Florida has no strict rule on rent increase notice and Miami doesn't have any local laws applying to rent control.
But, there are still other guidelines to keep in mind regarding for example:
A) When to raise the rent in the first place.
B) The right and wrong time to raise your tenant's rent.
In this article, you'll learn about how and when to raise the rent of your Miami rental property.
What are the reasons for raising the rent?
Let's take a look at some of the possible reasons why you'd need to raise the rent:
Remodeling and other significant improvements justify an increase in rent. Improvements increase the property's value. The monthly rent should reflect this change.
Insurance fees. Property management costs. Taxes. There are many expenses that could increase during the tenancy. Whatever the expense, you need to increase the rent accordingly.
Check the rental prices in the area. If you notice that similar properties ask more, reconsider the monthly price you charge.
The period between two tenants is the most popular time for raising the rent. Take a look at the market and consider increasing your rent price.
What should I know about raising the rent in Miami?
Some states have strict rent increase laws. Florida isn't one of them. You can raise the rent with limited notice. Usually, you aren't able to raise the rent on a lease that's for a year or more. That is, until the lease ends which is stated in the lease agreement. However, agreements do exist that have provisions about rent increase during the tenancy period.

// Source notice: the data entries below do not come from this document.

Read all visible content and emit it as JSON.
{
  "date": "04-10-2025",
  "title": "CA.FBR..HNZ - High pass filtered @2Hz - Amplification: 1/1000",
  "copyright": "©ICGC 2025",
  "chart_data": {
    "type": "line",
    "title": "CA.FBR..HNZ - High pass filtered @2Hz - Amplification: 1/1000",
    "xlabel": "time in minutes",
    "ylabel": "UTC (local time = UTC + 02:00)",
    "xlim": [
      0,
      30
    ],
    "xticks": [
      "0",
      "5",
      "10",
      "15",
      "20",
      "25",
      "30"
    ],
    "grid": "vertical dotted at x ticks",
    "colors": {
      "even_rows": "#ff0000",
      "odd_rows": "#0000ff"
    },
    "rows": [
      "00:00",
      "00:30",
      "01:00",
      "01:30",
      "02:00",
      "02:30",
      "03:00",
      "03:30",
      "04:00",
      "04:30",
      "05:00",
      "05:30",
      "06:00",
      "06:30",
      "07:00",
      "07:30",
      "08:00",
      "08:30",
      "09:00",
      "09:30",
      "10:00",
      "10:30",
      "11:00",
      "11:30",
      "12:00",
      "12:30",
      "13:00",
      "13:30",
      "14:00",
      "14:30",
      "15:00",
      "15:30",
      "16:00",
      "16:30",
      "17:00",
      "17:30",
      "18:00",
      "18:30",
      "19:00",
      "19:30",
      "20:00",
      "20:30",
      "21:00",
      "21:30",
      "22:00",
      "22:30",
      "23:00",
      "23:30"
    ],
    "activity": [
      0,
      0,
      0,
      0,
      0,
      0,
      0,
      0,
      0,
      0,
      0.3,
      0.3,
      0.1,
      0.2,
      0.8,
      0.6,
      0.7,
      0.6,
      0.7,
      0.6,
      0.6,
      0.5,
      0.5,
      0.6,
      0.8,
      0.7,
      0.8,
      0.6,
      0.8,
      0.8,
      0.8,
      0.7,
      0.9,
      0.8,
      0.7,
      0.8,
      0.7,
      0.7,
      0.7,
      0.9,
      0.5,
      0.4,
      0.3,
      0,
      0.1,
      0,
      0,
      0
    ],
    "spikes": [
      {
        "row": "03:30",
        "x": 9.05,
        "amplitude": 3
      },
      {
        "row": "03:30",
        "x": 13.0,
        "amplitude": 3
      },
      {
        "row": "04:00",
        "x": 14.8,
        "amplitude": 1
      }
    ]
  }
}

A month-to-month agreement renews at each month's end. In this case, you are able to raise the rent in the shortest notice of 15 days. The laws in Florida regulate the rules for notice delivery, though. You need to mail or personally deliver the rent increase notice. If your tenant isn't at the property, you can post the notice at the property.
Remember that your tenants may reject the rent increase. In this case, they can remain there until the tenancy ends. The tenants just need to properly pay the current rent.
Another aspect is the rent increase that falls under discriminatory or retaliatory reasons. For example, retaliatory reasons include raising the rent because your tenant requests maintenance. Or they report any code violations. Rent isn't a tool for getting revenge.
Discriminatory practices are a serious problem. You have to make sure that you don't raise the rent for the following reasons:
- Having underage children
- Marital status
- Mental or physical differences
- Military discharge (the unfavorable kind)
- Sexual orientation
- Race, ancestry, or national origin
Consider looking at the Fair Housing Act more thoroughly to avoid legal problems in the future.
Which improvements call for a rent increase?
Improvements on the property give a solid base for rent increase.
Appliances and services
Leasing appliances appeals to many tenants. For example, you could lease an oven, washer, or even a TV-set. Some landlords offer to include services in rent as well. These could include a landline phone and cable TV. Taking care of them as a bundle saves your tenant's time and makes their life easier.
Do you have a large unit?
Sometimes you are able to divide your property into multiple units. You can have a mix of short-term and long-term rental units.
Fresh paint? Brand new fixtures?
Improvements like these may seem basic but if the simple upgrades enhance the tenants' living experience, it's a reason to raise the rent.
How much should you raise the rent?
There are many approaches to tackling this question:
What's the return you want to get on the rental property investment?
How much are your annual expenses?
It is recommended to put all the data on a spreadsheet to help you come up with answers to the previous questions. Plug-in various monthly rent options to see how these play out.
Do a lot of research before setting the rent price. Browse online real estate rental sites to see prices for your property's location. It's useful to chat with the other landlords as well. Knowing the current market conditions is essential.
It's better to start high than low. You can always adjust your rent when you find out that it's too high for the market.
But it's not something you could do the other way around. If your price is too low to start with, then you won't get a chance to increase the price.
The bottom line: raising the rent on your Miami rental property
There are many reasons why you should raise the rent of your Miami rental property. Increasing expenses and investments in improvements stand for solid reasons.
Factor in the expenses and expected return. Do adequate research to ensure your rental price reflects the current market. It's always better to start high and negotiate the price down. It doesn't work the other way around.